Wildes Gedränge auf der Ponte Vecchio in Florenz, Wirbel am Piazza del Campo in Siena? Nein, danke. Nur eine halbe Autostunde von den Ballungszentren entfernt, zeigt sich die Toskana von ihrer entspannten Seite. Drei besondere Kleinode für einen genussvollen Urlaub.
Der Kuckuck ruft durch den Garten als würde er wissen, dass Grazia schon längst in der Küche steht und das Frühstück richtet. Die Luft riecht frisch und süß nach Lavendel, der Ausblick ins Tal mit den grünen Weinbergen kaum zu übertreffen.
Gemeinsam mit ihrem Mann Riccardo hat Grazia hier San Donato in Fronzano in der Gemeinde Reggello, mitten im Chianti-Gebiet, ihren Traum vom kleinen feinen Gutshof verwirklicht. Jedes der Zimmer ist einem toskanischen Handwerker gewidmet – dem Fiaccheraio (Kutscher), Vasaio (Töpfer), Stagnino (Klempner), Conciaio (Gerber) der Cappellaio (Hutmacher). Auch in der Küche versucht Grazia die toskanische Tradition hoch zu halten und serviert Schinkenmousse mit Brot, Zucchini-Frittata, Tiramisu – und den Wein vom Nachbarn.
Um wieder Platz im Magen zu schaffen, bieten sich Wanderungen durchs Weingebiet an. Die unberührten Wälder und Berge östlich kennt kaum jemand. Im Naturreservat Vallombrosa gibt es zum Beispiel die schönsten Schwarztannen Italiens, findet Riccardo. Romantiker fahren in das kleine Städtchen Greve in Chianti, das ein wenig an Siena erinnert, aber wesentlich ruhiger und überschaubarer ist. Der Markt am Samstag zählt zu den besten in der Gegend und da wird dem Spanferkel schon einmal als Dekoration einen Banane in den Mund gesteckt.
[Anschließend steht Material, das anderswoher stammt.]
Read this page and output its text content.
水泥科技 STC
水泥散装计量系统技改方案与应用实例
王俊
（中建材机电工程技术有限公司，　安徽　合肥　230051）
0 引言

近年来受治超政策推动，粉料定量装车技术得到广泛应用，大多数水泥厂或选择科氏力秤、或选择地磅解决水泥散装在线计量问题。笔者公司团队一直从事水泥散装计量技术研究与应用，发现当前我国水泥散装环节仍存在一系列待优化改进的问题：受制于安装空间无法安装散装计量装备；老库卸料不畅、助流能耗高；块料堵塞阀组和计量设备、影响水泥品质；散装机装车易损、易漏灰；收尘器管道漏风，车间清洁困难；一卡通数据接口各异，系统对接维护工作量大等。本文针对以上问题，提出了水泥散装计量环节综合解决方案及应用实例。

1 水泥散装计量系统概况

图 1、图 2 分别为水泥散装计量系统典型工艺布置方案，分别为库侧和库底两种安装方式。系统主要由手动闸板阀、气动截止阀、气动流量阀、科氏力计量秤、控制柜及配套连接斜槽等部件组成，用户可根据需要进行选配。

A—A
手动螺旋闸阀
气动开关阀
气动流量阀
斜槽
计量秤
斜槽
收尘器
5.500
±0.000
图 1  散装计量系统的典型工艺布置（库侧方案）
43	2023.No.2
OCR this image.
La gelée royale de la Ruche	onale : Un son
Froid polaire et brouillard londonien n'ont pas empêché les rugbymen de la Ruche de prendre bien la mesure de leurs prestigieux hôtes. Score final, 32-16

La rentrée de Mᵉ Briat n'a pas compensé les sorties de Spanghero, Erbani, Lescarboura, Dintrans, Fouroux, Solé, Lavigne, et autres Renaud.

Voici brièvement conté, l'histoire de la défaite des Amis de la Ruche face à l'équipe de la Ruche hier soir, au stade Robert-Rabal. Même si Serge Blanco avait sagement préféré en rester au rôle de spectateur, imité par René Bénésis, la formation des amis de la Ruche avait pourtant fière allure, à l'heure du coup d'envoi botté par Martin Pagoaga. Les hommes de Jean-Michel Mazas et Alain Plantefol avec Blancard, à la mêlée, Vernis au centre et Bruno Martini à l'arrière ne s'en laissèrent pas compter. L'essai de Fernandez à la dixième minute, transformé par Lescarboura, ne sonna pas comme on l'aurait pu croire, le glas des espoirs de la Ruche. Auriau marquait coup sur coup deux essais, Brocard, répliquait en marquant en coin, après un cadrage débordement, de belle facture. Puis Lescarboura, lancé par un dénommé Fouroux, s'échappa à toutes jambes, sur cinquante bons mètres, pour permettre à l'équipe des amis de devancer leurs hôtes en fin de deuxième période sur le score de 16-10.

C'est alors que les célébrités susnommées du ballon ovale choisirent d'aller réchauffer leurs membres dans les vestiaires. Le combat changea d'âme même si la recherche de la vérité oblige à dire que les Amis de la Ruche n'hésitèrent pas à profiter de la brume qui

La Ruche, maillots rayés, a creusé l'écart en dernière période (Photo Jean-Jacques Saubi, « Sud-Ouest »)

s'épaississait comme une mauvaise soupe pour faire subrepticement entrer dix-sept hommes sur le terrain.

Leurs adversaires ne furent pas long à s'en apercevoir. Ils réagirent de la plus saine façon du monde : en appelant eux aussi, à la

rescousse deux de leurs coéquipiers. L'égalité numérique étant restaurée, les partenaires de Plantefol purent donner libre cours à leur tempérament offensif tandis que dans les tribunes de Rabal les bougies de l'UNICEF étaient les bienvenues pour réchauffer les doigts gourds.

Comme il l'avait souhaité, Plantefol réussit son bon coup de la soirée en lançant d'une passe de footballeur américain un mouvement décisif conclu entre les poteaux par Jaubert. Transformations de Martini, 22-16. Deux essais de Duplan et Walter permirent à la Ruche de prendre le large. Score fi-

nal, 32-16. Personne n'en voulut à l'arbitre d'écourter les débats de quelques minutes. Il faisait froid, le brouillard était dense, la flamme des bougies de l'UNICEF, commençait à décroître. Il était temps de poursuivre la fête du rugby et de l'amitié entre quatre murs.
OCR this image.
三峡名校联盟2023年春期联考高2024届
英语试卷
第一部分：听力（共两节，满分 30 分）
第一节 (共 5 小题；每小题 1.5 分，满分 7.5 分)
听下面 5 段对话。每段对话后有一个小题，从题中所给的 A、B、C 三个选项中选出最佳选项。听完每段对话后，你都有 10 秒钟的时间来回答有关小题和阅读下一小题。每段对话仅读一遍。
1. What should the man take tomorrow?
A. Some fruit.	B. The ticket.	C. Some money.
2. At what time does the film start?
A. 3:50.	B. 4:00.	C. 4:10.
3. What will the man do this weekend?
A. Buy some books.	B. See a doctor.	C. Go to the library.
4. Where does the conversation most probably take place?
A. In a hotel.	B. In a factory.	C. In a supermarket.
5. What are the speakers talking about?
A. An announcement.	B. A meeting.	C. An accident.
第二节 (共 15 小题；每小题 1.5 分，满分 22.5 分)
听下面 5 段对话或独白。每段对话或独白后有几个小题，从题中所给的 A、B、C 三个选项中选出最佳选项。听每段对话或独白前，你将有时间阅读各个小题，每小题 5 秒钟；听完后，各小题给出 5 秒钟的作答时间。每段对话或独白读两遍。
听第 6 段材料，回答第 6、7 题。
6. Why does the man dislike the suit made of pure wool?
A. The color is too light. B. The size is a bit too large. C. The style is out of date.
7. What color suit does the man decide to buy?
Fashionista machen die Outlets in der Umgebung unsicher – Prada oder Dolce&Gabbana haben gleich ums Eck ihre Produktionsstätten.
Kunst für besseren Wein
Das Castello di Ama in Gaiole in Chianti ist Dorf, Weingut und Kunststätte zugleich. Seit 1999 kommt jedes eine neue Kunstinstallation dazu. In der kleine Kapelle wurde zum Meditationsraum mit optischen Täuschungen, im Garten geben überdimensionale Spiegel eine andere Perspektive auf die Landschaft und im Weinkeller hängen die Gläser an der Gewölbedecke. „Wir glauben durch die Kunst können wir besseren Wein machen“, sagt Lorenza Sebasti Pallanti. Sie hat vor 25 Jahren in die Familie eingeheiratet und teilt die Leidenschaft für ausgefallene Ideen. Bereits vor 300 Jahren wurde der Wein vom Castello di Ama als einer der besten in der Toskana erwähnt, daran hat sich bis heute nicht viel verändert. Ihr Mann Marco führt das Weingut mit großem Respekt vor der Natur und stellt Qualität über alles. „Was Wein, Kunst und diesen Ort anbelangt, sind wir eben verrückt“, sagt Lorenza und zuckt mit den Schultern. Wer selbst über die abgewetzten Pflastersteine geht, in die Steinhäuschen blickt oder den Wein probiert, spürt ihre Liebe und Leidenschaft zum Castello.
Ein Dorf als Luxushotel
Rund eine Autostunde von Florenz entfernt liegt umgeben von Weinbergen und 15.000 Olivenbäumen das kleine Dörfchen San Felice. Bereits im sechsten Jahrhundert vor Christi Geburt war die Gegend besiedelt, davon zeugen einige etruskische Gräber. Bis zum Jahr 714 haben sich die Bischöfe von Arezzo und Siena um die Kapelle im Ort gestritten, die als die älteste Kirche der Region gilt und 998 zur Pfarrei wurde. Ab dem 19. Jahrhundert wurde San Felice berühmt für seinen Wein und das Olivenöl. Zu diesem Zeitpunkt gehörte San Felice dem Grafen Grisaldi del Taja, dessen Familie zu den Gründern des „Consorzio del Chianti Classico“ im Jahr 1924 zählt. Das Gebiet „Chianti Classico“ besiegelte durch den Zusammenschluss seine Identität und positionierte sich am Markt. Doch dann setzte die Landflucht ein. Der zweite Weltkrieg brachte das Gut in Schwierigkeiten. Es wurde verkauft und verfiel in einen tiefen Dornröschenschlaf. Jahrzehnte später verliebte sich ein edler Ritter in Gestalt der Versicherungs-Gruppe in das Kleinod und begann es zu restaurieren. Heute verfügt das Hotel über 33 Zimmer und 20 Suiten, alle innerhalb des Dorfes zerstreut. Die Italiener nennen das „albergo diffuso“. Damit konnte der Charme des Dorfes erhalten werden. Nur wird jetzt in der alten Werkstatt auf Sterneniveau gekocht, in der ehemaligen Schule und im Herrenhaus fürstlich residiert, in der Ölmühle entspannt, im Weinkellner Chianti verkostet und mittendrin lebt noch der eine oder andere Einheimische.